Four FFA leaders from Washington state recently returned from a 12-day educational and cultural experience in South Africa.
State reporter Kelci Scharff of Cheney, treasurer Sydney Klaveano of Pullman, vice president Mollee Gray of Medical Lake and secretary Taylor Enns of White River participated in the 2018 International Leadership Seminar for State Officers, an annual international opportunity through the National FFA Organization.
The trip allows FFA members to experience a foreign culture, learn about international agriculture and become more knowledgeable about the global marketplace, according to a Washington FFA press release.

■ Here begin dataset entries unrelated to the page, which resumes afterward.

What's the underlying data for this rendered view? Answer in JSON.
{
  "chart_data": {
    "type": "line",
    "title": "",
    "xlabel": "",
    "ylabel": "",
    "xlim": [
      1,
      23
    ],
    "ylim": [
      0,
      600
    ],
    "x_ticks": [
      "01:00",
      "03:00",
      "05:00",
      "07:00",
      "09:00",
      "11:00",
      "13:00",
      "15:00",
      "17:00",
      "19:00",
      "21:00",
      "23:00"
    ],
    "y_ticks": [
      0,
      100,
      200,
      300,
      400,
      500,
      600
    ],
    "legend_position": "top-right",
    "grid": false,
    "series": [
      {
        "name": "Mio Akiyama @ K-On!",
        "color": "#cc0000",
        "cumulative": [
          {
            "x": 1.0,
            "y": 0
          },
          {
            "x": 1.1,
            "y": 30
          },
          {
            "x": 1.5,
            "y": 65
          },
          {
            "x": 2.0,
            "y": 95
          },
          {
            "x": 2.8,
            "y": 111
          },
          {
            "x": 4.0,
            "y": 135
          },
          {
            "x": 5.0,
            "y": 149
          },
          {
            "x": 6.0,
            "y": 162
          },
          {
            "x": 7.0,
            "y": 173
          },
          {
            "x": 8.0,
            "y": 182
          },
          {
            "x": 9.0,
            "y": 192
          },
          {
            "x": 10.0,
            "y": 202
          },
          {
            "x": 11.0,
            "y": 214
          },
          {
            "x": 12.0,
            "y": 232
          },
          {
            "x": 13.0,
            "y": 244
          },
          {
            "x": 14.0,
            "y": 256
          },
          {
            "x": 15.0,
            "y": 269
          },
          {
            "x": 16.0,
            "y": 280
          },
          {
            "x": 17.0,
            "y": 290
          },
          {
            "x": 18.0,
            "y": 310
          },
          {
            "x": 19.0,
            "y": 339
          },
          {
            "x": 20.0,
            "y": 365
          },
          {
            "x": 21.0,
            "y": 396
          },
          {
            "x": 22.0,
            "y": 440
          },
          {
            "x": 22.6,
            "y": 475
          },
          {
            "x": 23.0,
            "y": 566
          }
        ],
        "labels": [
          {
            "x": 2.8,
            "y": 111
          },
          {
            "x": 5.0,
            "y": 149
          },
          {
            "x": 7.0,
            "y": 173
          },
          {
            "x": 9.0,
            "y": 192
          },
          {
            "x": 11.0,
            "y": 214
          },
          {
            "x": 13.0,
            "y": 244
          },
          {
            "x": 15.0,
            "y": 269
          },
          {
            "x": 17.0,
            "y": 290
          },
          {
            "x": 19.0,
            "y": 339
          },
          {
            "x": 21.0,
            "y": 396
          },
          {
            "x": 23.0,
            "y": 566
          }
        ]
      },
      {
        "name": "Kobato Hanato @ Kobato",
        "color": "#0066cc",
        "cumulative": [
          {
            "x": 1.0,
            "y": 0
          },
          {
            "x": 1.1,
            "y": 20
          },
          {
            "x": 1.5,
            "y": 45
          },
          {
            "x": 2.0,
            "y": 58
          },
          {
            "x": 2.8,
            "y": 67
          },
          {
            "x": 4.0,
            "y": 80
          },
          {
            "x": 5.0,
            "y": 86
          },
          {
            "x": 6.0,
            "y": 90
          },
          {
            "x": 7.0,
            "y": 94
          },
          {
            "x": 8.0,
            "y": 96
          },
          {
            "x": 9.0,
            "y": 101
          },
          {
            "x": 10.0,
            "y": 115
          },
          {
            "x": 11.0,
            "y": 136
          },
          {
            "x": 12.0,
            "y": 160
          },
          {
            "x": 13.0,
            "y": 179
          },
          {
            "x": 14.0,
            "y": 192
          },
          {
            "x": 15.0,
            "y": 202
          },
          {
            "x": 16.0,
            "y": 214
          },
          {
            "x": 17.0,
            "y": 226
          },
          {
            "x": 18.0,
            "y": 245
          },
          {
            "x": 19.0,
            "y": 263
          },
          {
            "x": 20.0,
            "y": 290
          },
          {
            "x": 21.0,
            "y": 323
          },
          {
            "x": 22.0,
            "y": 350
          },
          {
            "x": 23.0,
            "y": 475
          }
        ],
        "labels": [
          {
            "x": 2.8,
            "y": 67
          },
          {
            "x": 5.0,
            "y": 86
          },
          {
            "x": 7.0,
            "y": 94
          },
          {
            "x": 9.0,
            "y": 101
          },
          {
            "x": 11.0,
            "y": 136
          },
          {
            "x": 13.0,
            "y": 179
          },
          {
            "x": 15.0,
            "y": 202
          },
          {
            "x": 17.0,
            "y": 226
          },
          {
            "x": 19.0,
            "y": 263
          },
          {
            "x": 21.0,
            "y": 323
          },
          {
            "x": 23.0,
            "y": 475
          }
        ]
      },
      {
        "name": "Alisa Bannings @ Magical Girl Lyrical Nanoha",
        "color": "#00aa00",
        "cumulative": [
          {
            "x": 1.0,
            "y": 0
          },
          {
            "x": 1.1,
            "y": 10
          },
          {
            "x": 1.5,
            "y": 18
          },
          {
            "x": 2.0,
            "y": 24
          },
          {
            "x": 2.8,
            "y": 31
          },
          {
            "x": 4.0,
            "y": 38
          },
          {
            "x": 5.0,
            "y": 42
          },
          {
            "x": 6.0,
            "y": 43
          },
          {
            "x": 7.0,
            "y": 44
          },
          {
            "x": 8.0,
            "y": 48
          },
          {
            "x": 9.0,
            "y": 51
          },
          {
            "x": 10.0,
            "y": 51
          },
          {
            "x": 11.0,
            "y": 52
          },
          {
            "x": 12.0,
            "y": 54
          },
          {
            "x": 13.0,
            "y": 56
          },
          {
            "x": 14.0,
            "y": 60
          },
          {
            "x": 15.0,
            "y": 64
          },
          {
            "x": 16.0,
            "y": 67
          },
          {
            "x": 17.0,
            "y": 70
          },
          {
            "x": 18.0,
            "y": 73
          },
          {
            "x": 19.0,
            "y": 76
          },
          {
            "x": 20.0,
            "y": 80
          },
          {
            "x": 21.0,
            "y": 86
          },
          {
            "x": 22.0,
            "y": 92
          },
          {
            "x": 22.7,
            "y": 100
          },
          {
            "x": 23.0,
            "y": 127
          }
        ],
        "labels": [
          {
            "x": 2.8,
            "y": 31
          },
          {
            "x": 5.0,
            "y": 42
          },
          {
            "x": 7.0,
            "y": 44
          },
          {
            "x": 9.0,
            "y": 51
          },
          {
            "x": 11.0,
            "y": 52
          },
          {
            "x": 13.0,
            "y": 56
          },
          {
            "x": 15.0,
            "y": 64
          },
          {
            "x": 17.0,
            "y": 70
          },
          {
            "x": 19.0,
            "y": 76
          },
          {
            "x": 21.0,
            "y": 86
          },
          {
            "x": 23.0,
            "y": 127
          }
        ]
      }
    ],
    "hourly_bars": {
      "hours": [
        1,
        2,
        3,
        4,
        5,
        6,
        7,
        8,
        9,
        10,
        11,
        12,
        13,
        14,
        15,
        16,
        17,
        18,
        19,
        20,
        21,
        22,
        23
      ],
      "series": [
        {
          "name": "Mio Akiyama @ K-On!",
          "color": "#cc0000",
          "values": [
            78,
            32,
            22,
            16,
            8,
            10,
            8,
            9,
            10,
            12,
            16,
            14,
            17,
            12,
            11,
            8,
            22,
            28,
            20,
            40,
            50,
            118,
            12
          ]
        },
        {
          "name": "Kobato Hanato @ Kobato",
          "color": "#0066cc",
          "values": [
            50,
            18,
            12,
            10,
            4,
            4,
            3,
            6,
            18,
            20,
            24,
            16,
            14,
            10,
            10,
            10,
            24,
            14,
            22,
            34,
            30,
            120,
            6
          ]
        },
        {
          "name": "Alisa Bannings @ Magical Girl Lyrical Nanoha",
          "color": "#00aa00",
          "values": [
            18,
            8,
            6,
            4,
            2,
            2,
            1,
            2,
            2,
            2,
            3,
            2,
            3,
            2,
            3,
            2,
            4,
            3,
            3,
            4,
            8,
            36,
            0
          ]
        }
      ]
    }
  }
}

Seventy-four past and present state FFA officers representing 24 states left the U.S. on Jan. 4. The group traveled throughout South Africa while surveying the agricultural landscape. FFA officers met with U.S. Embassy officials to learn about U.S. and South African trade relations; toured crop and livestock operations; met with business and industry leaders; and explored a private game reserve that is home to lions, leopards, elephants, rhinos and buffalo. The group also met with fruit exporters, abalone producers and others.
The experience was truly once in a life time, the officers reported.
“It was interesting to see how extra virgin olive oil was made — I use it often to cook, but never realized how complex the process is,” Klaveano said.
The trip included opportunities they would not get to see in Washington.
“Getting to see the different types of animals on the safari was truly thrilling as I’ve only ever seen them in the zoo,” Gray said.
“The embryo transfer facility that we visited interested me as it is a potential career option for me,” said Scharff, who raises cattle.
“The indigenous plants in South Africa were extravagant, as we use many of them here as medicine,” Enns stated.
“We hope that through a structured experience like ILSSO, students will not only see the importance of agriculture on an international level but understand it is essential to feeding the world,” Eric Nelson, program manager with the National FFA Organization, said. “This seminar exposes students to culture and food production practices beyond what they are accustomed to in the United States.”
Before departing the U.S., the students completed eight weeks of online coursework related to cross-cultural adaptability. The program was made possible by corporate sponsors Bunge North America and John Deere. Students shared their experience throughout their trip on Twitter and Instagram.
The National FFA Organization provides leadership, personal growth and career success training through agricultural education to 653,404 student members who belong to one of 8,568 local FFA chapters throughout the U.S., Puerto Rico and the U.S. Virgin Islands. The organization is also supported by 345,812 alumni members in 2,051 alumni chapters throughout the U.S.